4G, the current standard of cellular technology, is nearly five hundred times faster compared to 3G due to which applications such as high definition TV on mobile and video conferencing could be possible. However, due to an increasing number of users sharing the available capacity, actual speed experiences are much lower. It is applicable in both situations—when the device is stationary and non-stationary. As this network of users grows further and the Internet of Things (IoT) applications increase, the connected devices will increase to such an extent that 4G would not be able to support them.

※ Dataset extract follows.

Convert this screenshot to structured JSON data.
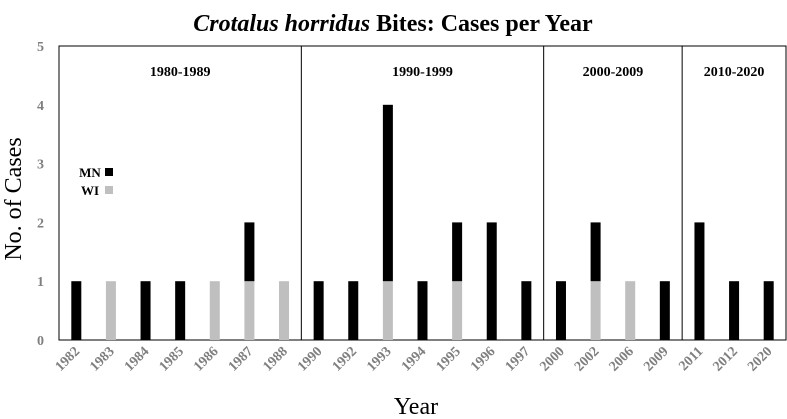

5G New Radio (NR), the generation succeeding 4G, comes with a wider bandwidth to allow these devices to connect to the network. Additionally, multiple data streams can be transmitted without much interference. Speed is ten to a hundred times faster compared to the current standard. Their ultra-low latency means that there is a reduction in time taken for data to travel from sender to receiver.

These features make 5G suitable for mission-critical applications that require high reliability. In healthcare sector, 76 billion dollars revenue opportunity is expected in 2026 for operators addressing transformation with 5G, according to Ericsson’s report titled The 5G Business Potential.

Whenever there is a need for medical attention, patients need to visit a doctor which can be troublesome. If the doctor is not in the vicinity, like in rural areas, it can consume a lot of time and be life-threatening. Even when the patients reach, they have to wait for treatment as an analysis of their health status takes time. 5G enables fast download and upload speeds for quick and reliable transmission of massive files consisting of medical imagery generated by MRIs and other bandwidth-intensive imaging equipment to remote specialists. This also allows more patients to be treated in the same period. Veterans Affairs hospital in California is among the first 5G-enabled health facilities. While the work is not complete, some of the portions have become operational.

5G networks can help providers in giving improved care to patients outside hospitals and clinics. Real-time data is necessary to make quick decisions which require high speed and low latency. Telemedicine appointments through high-quality real-time video allow healthcare professionals to collaborate with patients as well as each other with ease. In partnership with Barcelona’s San Raffaele hospital, Vodafone has developed 5G ambulances for paramedics so that they can stream real-time HD video support from remote specialists while transporting patients. Preventive routine and post-operative care can be done by remotely monitoring patients through IoT devices like wearables and gathering necessary data related to medications and vital signs.

The use of futuristic and emerging technologies for better treatment is also possible with 5G. AT&T is working with VITAS Healthcare to study the effects of augmented reality (AR) and virtual reality (VR) for hospice patients. Artificial intelligence (AI) requires rapid learning in real-time from large amounts of datasets. 5G makes it possible to utilise AI tools anytime and anywhere. Even a successful remote robotic surgery procedure was attainable with a 5G network in China last year. The surgeon placed a brain stimulation device in a patient with Parkinson’s disease while being nearly 3,000 kilometres away.

5G services have not been rolled out in India yet. Sandeep Aggarwal, chairman, PhD Chamber of Commerce and Industry, says, “While auctions should be held at the earliest, a lot of things need to be kept in mind. We need to look at whether 4G itself has been used to full capacity, and need to keep in mind that 5G standards have not been set.”